Alaa Abd El Fattah discovered in November that he was under a travel ban when security authorities at Cairo International Airport stopped him from boarding a flight to London, where he was set to receive the Magnitsky Human Rights Award for Courage Under Fire with his mother, Laila Soueif.
Authorities told him the ban was tied to an ongoing investigation in State Security Case 1356/2019, without providing formal notice or detailing reasons or duration.
Abd El Fattah was released from prison in late September under a presidential pardon, after a final hunger strike he started when promises from the National Security Agency to free him went unfulfilled. This strike came after an earlier one he launched amid his mother's sharp health decline during her 300-day hunger strike for his freedom.
Abd El Fattah has faced arrests and prosecutions since 2006 for his activism.
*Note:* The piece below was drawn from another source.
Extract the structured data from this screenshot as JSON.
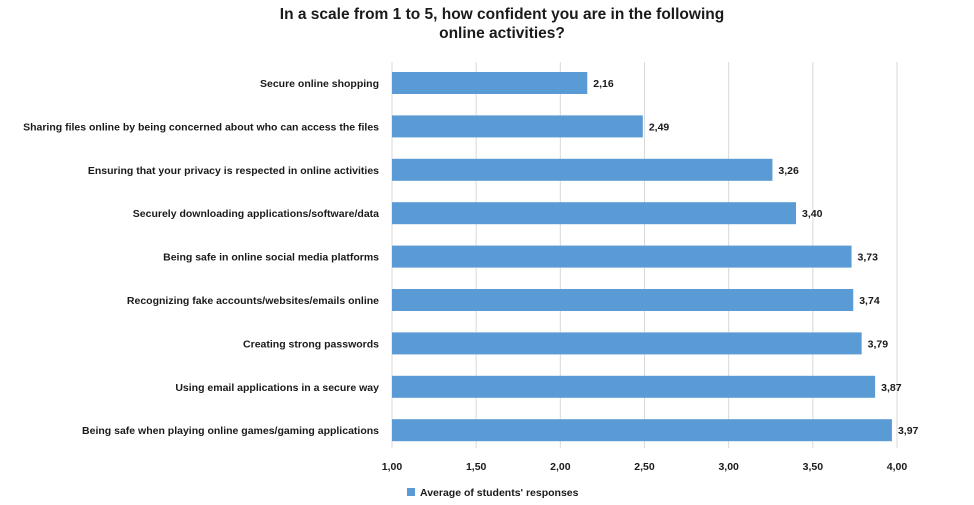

He was detained in 2019 and held in pretrial detention for two years before trial on false news charges, receiving a five-year sentence. But when the sentence expired in September last year, authorities refused to credit his pretrial time.
From 2013 to 2025, Abd El Fattah served two five-year prison terms in separate cases, with daily police probation imposed between them as an extension of the first ruling. Despite imprisonment, his prison writings won several awards, most recently in October 2024.
During his final imprisonment, Abd El Fattah gained British citizenship at his family's request, as his mother was born in the United Kingdom. His citizenship fueled British diplomatic pressure for his release, driven by persistent family advocacy, before he was freed following a petition from the National Council for Human Rights, alongside repeated appeals from his family, lawyers, and public figures.
The lifting of the travel ban opens a new chapter for one of Egypt's most prominent political prisoners of the past decade.